Mike immediately recognized that no one took him or his character seriously. I used an in-game system for deciding who would be the leader of the party, and the player whose character landed at the top was the sort of person who actually was good at managing people. Mike landed at the bottom. He tried to take over by being pushy and annoying. It was rather simple in that situation to tell him that it didn't much matter that his character was a samurai--he was an unimpressive uncharismatic samurai who had never proven himself in any situation at all. This focused the player on attempting to make the character someone the other characters would respect; in shifting his focus to playing the character well, I defused his efforts to nag and niggle people into doing what he wanted, because that clearly was not how his character would act--or, if his character did act that way, it was counterproductive to his goal.
So I guess I harnessed his desire to get more attention into doing so by fitting his character into the group expectations more effectively. I forced him to win the respect of the other players by playing well, and refused to allow him to influence play significantly by out-of-character annoyances.
At the other end, I've had a couple of passive players.
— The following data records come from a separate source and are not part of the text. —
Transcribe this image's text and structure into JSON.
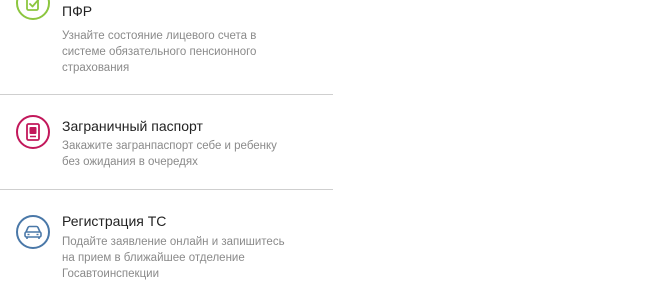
{
  "services": [
    {
      "title": "ПФР",
      "description": [
        "Узнайте состояние лицевого счета в",
        "системе обязательного пенсионного",
        "страхования"
      ],
      "icon": "document-check-icon",
      "color": "#8cc63f"
    },
    {
      "title": "Заграничный паспорт",
      "description": [
        "Закажите загранпаспорт себе и ребенку",
        "без ожидания в очередях"
      ],
      "icon": "passport-icon",
      "color": "#c2185b"
    },
    {
      "title": "Регистрация ТС",
      "description": [
        "Подайте заявление онлайн и запишитесь",
        "на прием в ближайшее отделение",
        "Госавтоинспекции"
      ],
      "icon": "car-icon",
      "color": "#4a78a8"
    }
  ]
}
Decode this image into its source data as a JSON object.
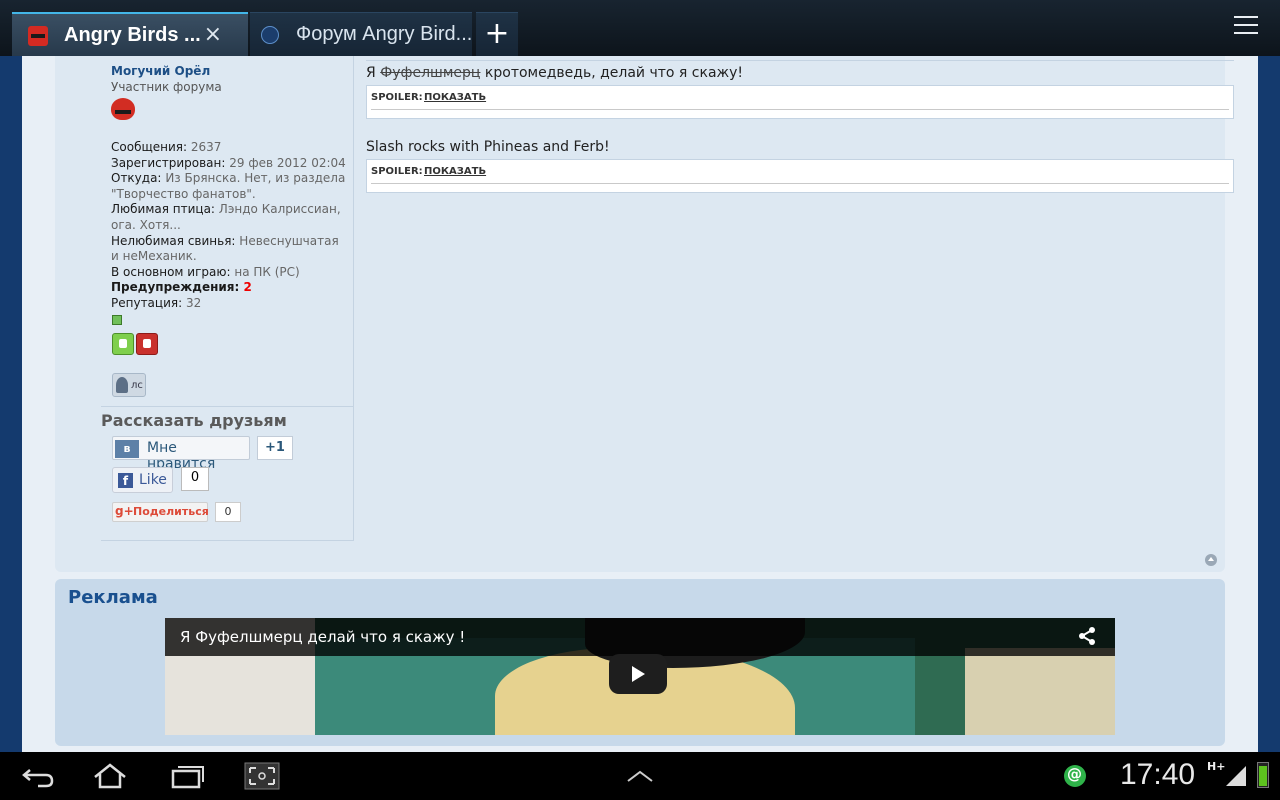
{
  "browser": {
    "tabs": [
      {
        "title": "Angry Birds ...",
        "active": true
      },
      {
        "title": "Форум Angry Bird...",
        "active": false
      }
    ],
    "new_tab": "+",
    "close": "×"
  },
  "profile": {
    "name": "Могучий Орёл",
    "rank": "Участник форума",
    "info": [
      {
        "label": "Сообщения:",
        "value": "2637"
      },
      {
        "label": "Зарегистрирован:",
        "value": "29 фев 2012 02:04"
      },
      {
        "label": "Откуда:",
        "value": "Из Брянска. Нет, из раздела \"Творчество фанатов\"."
      },
      {
        "label": "Любимая птица:",
        "value": "Лэндо Калриссиан, ога. Хотя..."
      },
      {
        "label": "Нелюбимая свинья:",
        "value": "Невеснушчатая и неМеханик."
      },
      {
        "label": "В основном играю:",
        "value": "на ПК (PC)"
      },
      {
        "label": "Предупреждения:",
        "value": "2"
      },
      {
        "label": "Репутация:",
        "value": "32"
      }
    ],
    "pm_label": "лс"
  },
  "share": {
    "title": "Рассказать друзьям",
    "vk_logo": "в",
    "vk_label": "Мне нравится",
    "vk_count": "+1",
    "fb_logo": "f",
    "fb_label": "Like",
    "fb_count": "0",
    "gp_logo": "g+",
    "gp_label": "Поделиться",
    "gp_count": "0"
  },
  "post": {
    "sig1_prefix": "Я",
    "sig1_strike": "Фуфелшмерц",
    "sig1_suffix": "кротомедведь, делай что я скажу!",
    "sig2": "Slash rocks with Phineas and Ferb!",
    "spoiler_label": "SPOILER:",
    "spoiler_link": "ПОКАЗАТЬ"
  },
  "ad": {
    "title": "Реклама",
    "video_caption": "Я Фуфелшмерц делай что я скажу !"
  },
  "status": {
    "time": "17:40",
    "network": "H+"
  }
}
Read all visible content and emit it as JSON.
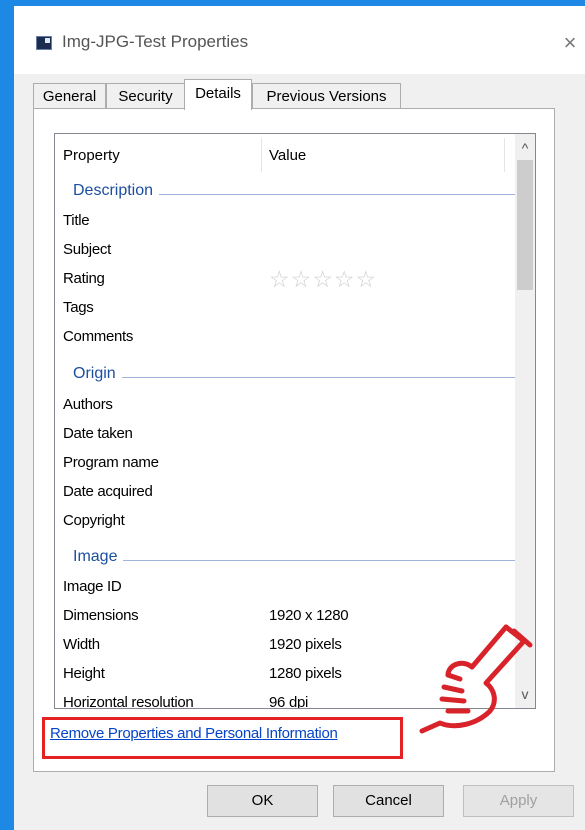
{
  "window": {
    "title": "Img-JPG-Test Properties",
    "icon": "image-file-icon",
    "close_symbol": "×"
  },
  "tabs": [
    {
      "label": "General"
    },
    {
      "label": "Security"
    },
    {
      "label": "Details"
    },
    {
      "label": "Previous Versions"
    }
  ],
  "active_tab": "Details",
  "list": {
    "columns": {
      "property": "Property",
      "value": "Value"
    },
    "groups": {
      "description": "Description",
      "origin": "Origin",
      "image": "Image"
    },
    "rows": {
      "title": {
        "property": "Title",
        "value": ""
      },
      "subject": {
        "property": "Subject",
        "value": ""
      },
      "rating": {
        "property": "Rating",
        "value": "",
        "stars_filled": 0,
        "stars_total": 5
      },
      "tags": {
        "property": "Tags",
        "value": ""
      },
      "comments": {
        "property": "Comments",
        "value": ""
      },
      "authors": {
        "property": "Authors",
        "value": ""
      },
      "date_taken": {
        "property": "Date taken",
        "value": ""
      },
      "program_name": {
        "property": "Program name",
        "value": ""
      },
      "date_acquired": {
        "property": "Date acquired",
        "value": ""
      },
      "copyright": {
        "property": "Copyright",
        "value": ""
      },
      "image_id": {
        "property": "Image ID",
        "value": ""
      },
      "dimensions": {
        "property": "Dimensions",
        "value": "1920 x 1280"
      },
      "width": {
        "property": "Width",
        "value": "1920 pixels"
      },
      "height": {
        "property": "Height",
        "value": "1280 pixels"
      },
      "horizontal_resolution": {
        "property": "Horizontal resolution",
        "value": "96 dpi"
      }
    },
    "scroll": {
      "up_symbol": "^",
      "down_symbol": "v"
    }
  },
  "remove_link": "Remove Properties and Personal Information",
  "buttons": {
    "ok": "OK",
    "cancel": "Cancel",
    "apply": "Apply"
  },
  "colors": {
    "background_blue": "#1e88e5",
    "group_header": "#1c4fa0",
    "link": "#0645c8",
    "highlight_red": "#e52222"
  }
}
With passive players, I always focus on finding out what they want to do. This is difficult sometimes with big groups, but I think it's important.
One thing we use in our D&D games is what we call the Turns rule. In essence, when you reach about ten to twelve people at the table, it is often so cacaphonous that no one can be heard. The rules states that at any moment any player can call "Turns", merely by saying it loudly enough that I, the referee, can hear it. At that point, all play and all discussion stops, and I start with the player who called turns and ask him what he wants to say. It can be a description about character action, a question about the game reality, a comment or question to another player, even a request for more soda (although generally it was something game-relevant). Then I move from that player to each and every other player in the game, and give each of them a chance to speak, one at a time, until everyone has said something--and everyone must say something, and everyone knows that his turn is coming.
I also engage those withdrawn people by asking them whether they are going with the party or doing something else, or whether there's anything they particularly want to do in the context of going with the party; and somehow I manage to enlist the other players--they pick up from me the idea that anyone who is not involved probably is not enjoying himself, and so they work to involve people. I try to make players aware of the strengths and abilities of the other characters, so that they know to turn to this or that character when they need something. Thus the withdrawn player is pulled into the interactions not merely by my efforts but by others in the group. In part, I think, taking the attitude that this withdrawn player has something valuable to contribute makes others in the group perceive that player as having something valuable to contribute, and so inspires them to try to bring him into things.
Those are the techniques that come to mind; they are the ideas which I'd tackled in brief above, but hopefully this added information will clarify them.